07-24-2017 03:19 AM - edited 07-24-2017 03:24 AM
I'm facing issues when submitting a job/ command run using the workbench.
I followed the cdsw installation guide and did the following step that I could sum up to the following :
Switch to java8 on the cdh cluster and on the cdsw machine
Deploy spark2 using parcel & csd on a cdh cluster
Validate using sparkpi : everything is ok
Setting up cdsw on a dedicated node
Download & configure cdsw
cdsw init run without error
The problem :
I'm able to access the workbench but when I try to run any template, like analysis.R for example, I get the following message after 20 second of task inactivity :
Waiting for Spark configuration...
Have you fully deployed client configuration to your CDSW nodes?
And the task stay idle before getting automaticaly killed.

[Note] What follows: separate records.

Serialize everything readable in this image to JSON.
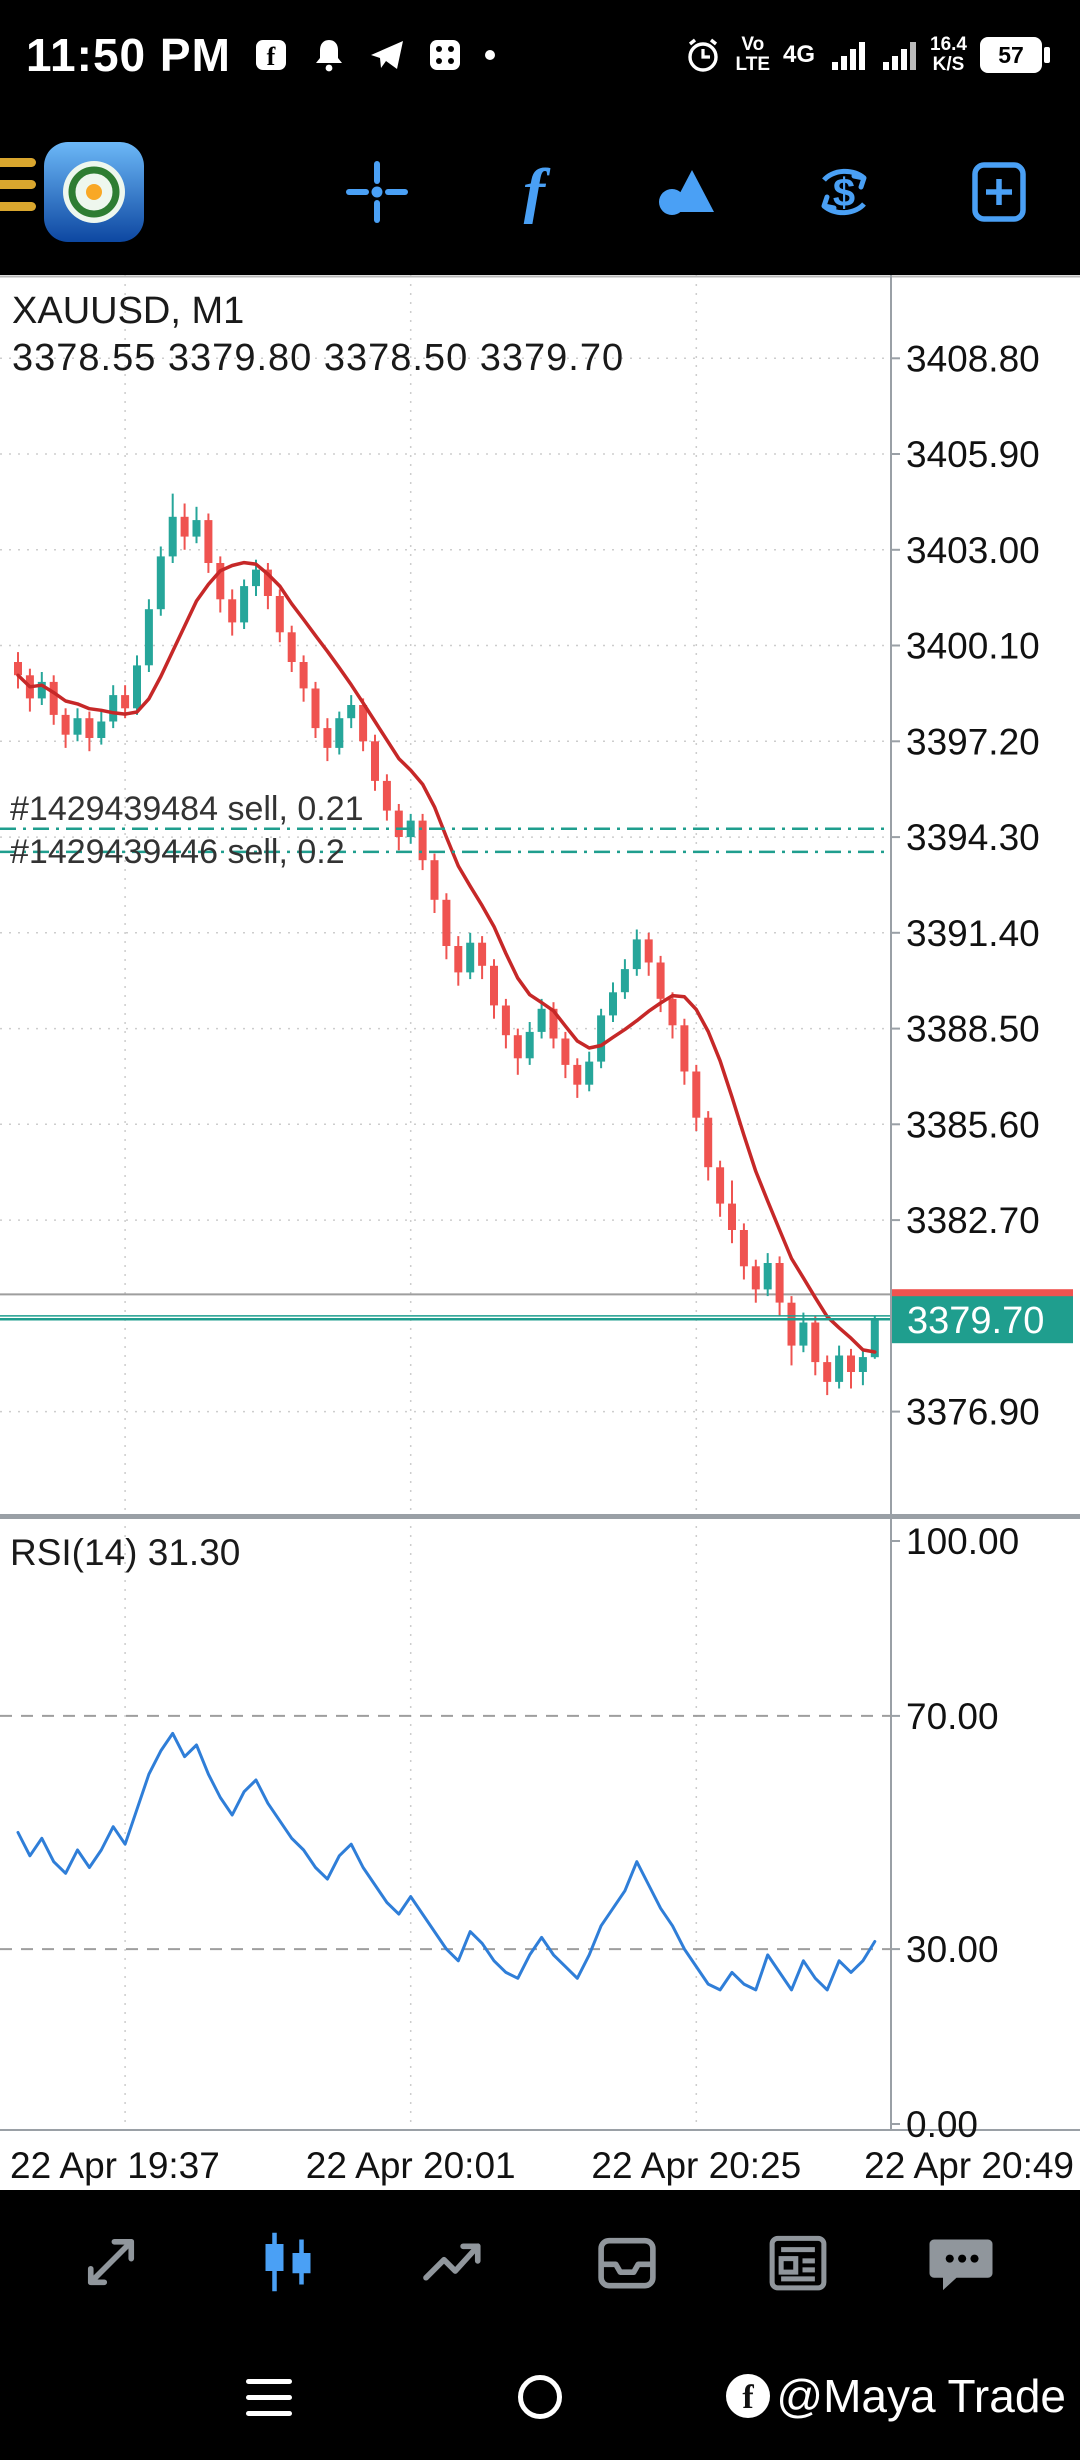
{
  "status_bar": {
    "time": "11:50 PM",
    "volte_top": "Vo",
    "volte_bottom": "LTE",
    "network_type": "4G",
    "net_speed_value": "16.4",
    "net_speed_unit": "K/S",
    "battery_percent": "57"
  },
  "toolbar": {
    "icons": [
      "menu",
      "app-logo",
      "crosshair",
      "indicators",
      "objects",
      "trade-dollar",
      "new-order"
    ]
  },
  "colors": {
    "up": "#26a69a",
    "down": "#ef5350",
    "ma": "#c62828",
    "rsi": "#2f7ed8",
    "position": "#1f9e8e",
    "price_tag": "#1f9e8e",
    "grid": "#cdcdcd",
    "levels": "#9e9e9e",
    "gray_line": "#9e9e9e",
    "axis_text": "#111111",
    "label_text": "#333333",
    "panel_border": "#9aa0a6",
    "icon_blue": "#4aa0f5",
    "nav_gray": "#90969c"
  },
  "chart_data": {
    "type": "candlestick",
    "symbol": "XAUUSD",
    "timeframe": "M1",
    "title": "XAUUSD, M1",
    "ohlc_line": "3378.55 3379.80 3378.50 3379.70",
    "current_price": 3379.7,
    "ask_price": 3379.8,
    "gray_line_price": 3380.45,
    "positions": [
      {
        "label": "#1429439484 sell, 0.21",
        "price": 3394.55
      },
      {
        "label": "#1429439446 sell, 0.2",
        "price": 3393.85
      }
    ],
    "price_axis": {
      "ylim": [
        3373.8,
        3411.2
      ],
      "ticks": [
        3408.8,
        3405.9,
        3403.0,
        3400.1,
        3397.2,
        3394.3,
        3391.4,
        3388.5,
        3385.6,
        3382.7,
        3376.9
      ]
    },
    "ma": {
      "period": 8,
      "color": "#c62828"
    },
    "candles": [
      [
        3399.6,
        3399.9,
        3398.8,
        3399.2
      ],
      [
        3399.2,
        3399.4,
        3398.1,
        3398.5
      ],
      [
        3398.5,
        3399.3,
        3398.3,
        3399.0
      ],
      [
        3399.0,
        3399.2,
        3397.7,
        3398.0
      ],
      [
        3398.0,
        3398.2,
        3397.0,
        3397.4
      ],
      [
        3397.4,
        3398.2,
        3397.2,
        3397.9
      ],
      [
        3397.9,
        3398.1,
        3396.9,
        3397.3
      ],
      [
        3397.3,
        3398.1,
        3397.1,
        3397.8
      ],
      [
        3397.8,
        3398.9,
        3397.6,
        3398.6
      ],
      [
        3398.6,
        3398.9,
        3397.9,
        3398.2
      ],
      [
        3398.2,
        3399.8,
        3398.0,
        3399.5
      ],
      [
        3399.5,
        3401.5,
        3399.3,
        3401.2
      ],
      [
        3401.2,
        3403.1,
        3401.0,
        3402.8
      ],
      [
        3402.8,
        3404.7,
        3402.6,
        3404.0
      ],
      [
        3404.0,
        3404.4,
        3403.0,
        3403.4
      ],
      [
        3403.4,
        3404.3,
        3403.2,
        3403.9
      ],
      [
        3403.9,
        3404.1,
        3402.3,
        3402.6
      ],
      [
        3402.6,
        3402.8,
        3401.1,
        3401.5
      ],
      [
        3401.5,
        3401.8,
        3400.4,
        3400.8
      ],
      [
        3400.8,
        3402.1,
        3400.6,
        3401.9
      ],
      [
        3401.9,
        3402.7,
        3401.6,
        3402.4
      ],
      [
        3402.4,
        3402.6,
        3401.2,
        3401.6
      ],
      [
        3401.6,
        3401.8,
        3400.2,
        3400.5
      ],
      [
        3400.5,
        3400.7,
        3399.3,
        3399.6
      ],
      [
        3399.6,
        3399.8,
        3398.4,
        3398.8
      ],
      [
        3398.8,
        3399.0,
        3397.3,
        3397.6
      ],
      [
        3397.6,
        3397.9,
        3396.6,
        3397.0
      ],
      [
        3397.0,
        3398.1,
        3396.8,
        3397.9
      ],
      [
        3397.9,
        3398.6,
        3397.6,
        3398.3
      ],
      [
        3398.3,
        3398.5,
        3396.9,
        3397.2
      ],
      [
        3397.2,
        3397.4,
        3395.7,
        3396.0
      ],
      [
        3396.0,
        3396.2,
        3394.8,
        3395.1
      ],
      [
        3395.1,
        3395.3,
        3393.9,
        3394.3
      ],
      [
        3394.3,
        3395.0,
        3394.1,
        3394.8
      ],
      [
        3394.8,
        3395.0,
        3393.3,
        3393.6
      ],
      [
        3393.6,
        3393.8,
        3392.0,
        3392.4
      ],
      [
        3392.4,
        3392.6,
        3390.6,
        3391.0
      ],
      [
        3391.0,
        3391.3,
        3389.8,
        3390.2
      ],
      [
        3390.2,
        3391.4,
        3390.0,
        3391.1
      ],
      [
        3391.1,
        3391.3,
        3390.0,
        3390.4
      ],
      [
        3390.4,
        3390.6,
        3388.8,
        3389.2
      ],
      [
        3389.2,
        3389.4,
        3387.9,
        3388.3
      ],
      [
        3388.3,
        3388.5,
        3387.1,
        3387.6
      ],
      [
        3387.6,
        3388.7,
        3387.4,
        3388.4
      ],
      [
        3388.4,
        3389.4,
        3388.2,
        3389.1
      ],
      [
        3389.1,
        3389.3,
        3387.9,
        3388.2
      ],
      [
        3388.2,
        3388.4,
        3387.0,
        3387.4
      ],
      [
        3387.4,
        3387.6,
        3386.4,
        3386.8
      ],
      [
        3386.8,
        3387.8,
        3386.6,
        3387.5
      ],
      [
        3387.5,
        3389.1,
        3387.3,
        3388.9
      ],
      [
        3388.9,
        3389.9,
        3388.7,
        3389.6
      ],
      [
        3389.6,
        3390.6,
        3389.4,
        3390.3
      ],
      [
        3390.3,
        3391.5,
        3390.1,
        3391.2
      ],
      [
        3391.2,
        3391.4,
        3390.1,
        3390.5
      ],
      [
        3390.5,
        3390.7,
        3389.0,
        3389.4
      ],
      [
        3389.4,
        3389.6,
        3388.2,
        3388.6
      ],
      [
        3388.6,
        3388.8,
        3386.8,
        3387.2
      ],
      [
        3387.2,
        3387.4,
        3385.4,
        3385.8
      ],
      [
        3385.8,
        3386.0,
        3383.9,
        3384.3
      ],
      [
        3384.3,
        3384.5,
        3382.8,
        3383.2
      ],
      [
        3383.2,
        3383.9,
        3382.0,
        3382.4
      ],
      [
        3382.4,
        3382.6,
        3380.9,
        3381.3
      ],
      [
        3381.3,
        3381.5,
        3380.2,
        3380.6
      ],
      [
        3380.6,
        3381.7,
        3380.4,
        3381.4
      ],
      [
        3381.4,
        3381.6,
        3379.8,
        3380.2
      ],
      [
        3380.2,
        3380.4,
        3378.3,
        3378.9
      ],
      [
        3378.9,
        3379.9,
        3378.7,
        3379.6
      ],
      [
        3379.6,
        3379.8,
        3378.0,
        3378.4
      ],
      [
        3378.4,
        3378.6,
        3377.4,
        3377.8
      ],
      [
        3377.8,
        3378.9,
        3377.6,
        3378.6
      ],
      [
        3378.6,
        3378.8,
        3377.6,
        3378.1
      ],
      [
        3378.1,
        3378.8,
        3377.7,
        3378.55
      ],
      [
        3378.55,
        3379.8,
        3378.5,
        3379.7
      ]
    ],
    "rsi": {
      "label": "RSI(14) 31.30",
      "period": 14,
      "value": 31.3,
      "ylim": [
        0,
        100
      ],
      "levels": [
        70,
        30
      ],
      "ticks": [
        100,
        70,
        30,
        0
      ],
      "values": [
        50,
        46,
        49,
        45,
        43,
        47,
        44,
        47,
        51,
        48,
        54,
        60,
        64,
        67,
        63,
        65,
        60,
        56,
        53,
        57,
        59,
        55,
        52,
        49,
        47,
        44,
        42,
        46,
        48,
        44,
        41,
        38,
        36,
        39,
        36,
        33,
        30,
        28,
        33,
        31,
        28,
        26,
        25,
        29,
        32,
        29,
        27,
        25,
        29,
        34,
        37,
        40,
        45,
        41,
        37,
        34,
        30,
        27,
        24,
        23,
        26,
        24,
        23,
        29,
        26,
        23,
        28,
        25,
        23,
        28,
        26,
        28,
        31.3
      ]
    },
    "time_axis": {
      "labels": [
        "22 Apr 19:37",
        "22 Apr 20:01",
        "22 Apr 20:25",
        "22 Apr 20:49"
      ],
      "candle_indices": [
        9,
        33,
        57,
        81
      ]
    }
  },
  "bottom_nav": {
    "active": "charts",
    "items": [
      "quotes",
      "charts",
      "trade",
      "history",
      "news",
      "messages"
    ]
  },
  "system_nav": {
    "watermark": "@Maya Trade"
  }
}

I looked on the spark history. No job was displayed comming from cdsw or else.
I was wondering if I skipped something relative to the the spark cluster configuration for cdsw
I read the cdsw installation carefully but need hints for gathering additionnal debug information or ways to configure correctly cdsw using spark2.

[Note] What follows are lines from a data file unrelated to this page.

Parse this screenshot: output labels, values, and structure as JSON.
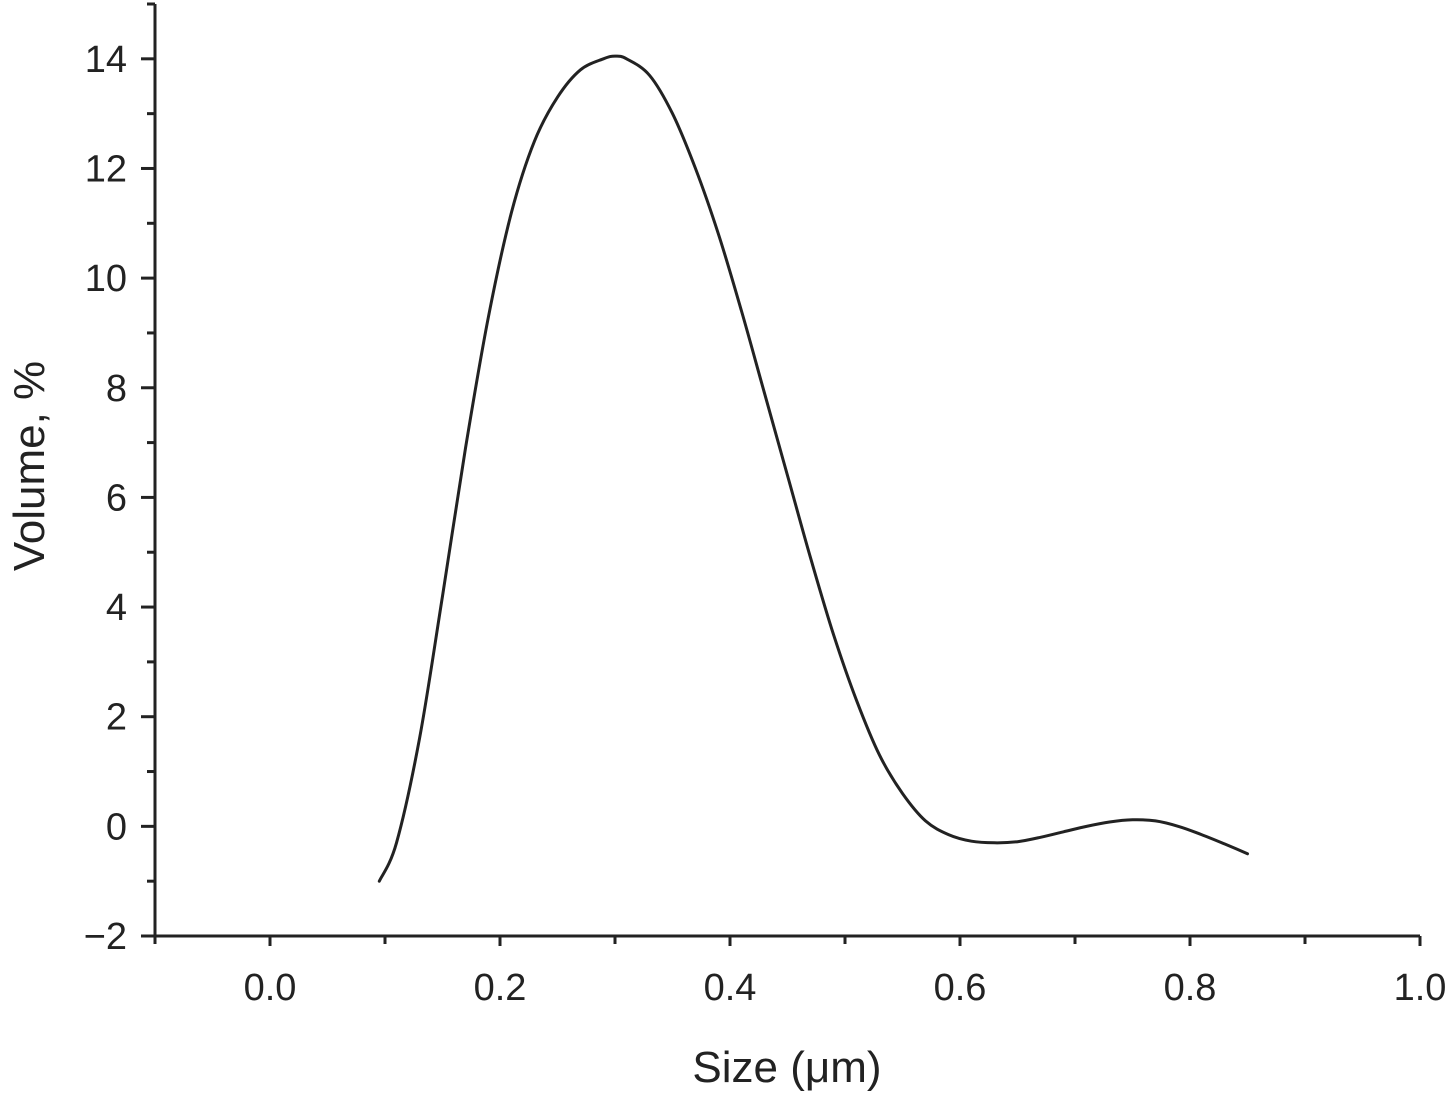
{
  "chart_data": {
    "type": "line",
    "title": "",
    "xlabel": "Size (μm)",
    "ylabel": "Volume, %",
    "xlim": [
      -0.1,
      1.0
    ],
    "ylim": [
      -2,
      15
    ],
    "x_ticks": [
      0.0,
      0.2,
      0.4,
      0.6,
      0.8,
      1.0
    ],
    "x_tick_labels": [
      "0.0",
      "0.2",
      "0.4",
      "0.6",
      "0.8",
      "1.0"
    ],
    "y_ticks": [
      -2,
      0,
      2,
      4,
      6,
      8,
      10,
      12,
      14
    ],
    "y_tick_labels": [
      "−2",
      "0",
      "2",
      "4",
      "6",
      "8",
      "10",
      "12",
      "14"
    ],
    "grid": false,
    "legend": "none",
    "line_color": "#222222",
    "series": [
      {
        "x": [
          0.095,
          0.11,
          0.13,
          0.15,
          0.17,
          0.19,
          0.21,
          0.23,
          0.25,
          0.27,
          0.29,
          0.3,
          0.31,
          0.33,
          0.35,
          0.37,
          0.39,
          0.41,
          0.43,
          0.45,
          0.47,
          0.49,
          0.51,
          0.53,
          0.55,
          0.57,
          0.59,
          0.61,
          0.63,
          0.65,
          0.67,
          0.69,
          0.71,
          0.73,
          0.75,
          0.77,
          0.79,
          0.81,
          0.83,
          0.85
        ],
        "y": [
          -1.0,
          -0.3,
          1.6,
          4.2,
          6.9,
          9.3,
          11.2,
          12.5,
          13.3,
          13.8,
          14.0,
          14.05,
          14.0,
          13.7,
          13.0,
          12.0,
          10.8,
          9.4,
          7.9,
          6.4,
          4.9,
          3.5,
          2.3,
          1.3,
          0.6,
          0.1,
          -0.15,
          -0.27,
          -0.3,
          -0.28,
          -0.2,
          -0.1,
          0.0,
          0.08,
          0.12,
          0.1,
          0.0,
          -0.15,
          -0.32,
          -0.5
        ]
      }
    ]
  }
}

For information : I tried to copy the spark2 configuration files from the cdh worker nodes to the cdsw node for the files /etc/spark2/conf/spark-defaults.conf and /etc/spark2/conf/spark-env.sh
Unfortunately without any positive change.
Any feedback is welcome.
07-24-2017 09:01 AM
Did you add the dedicated CDSW host to the cluster in CM?
From the documentation:
"Cloudera Data Science Workbench hosts must be added to your CDH cluster as gateway hosts, with gateway roles properly configured."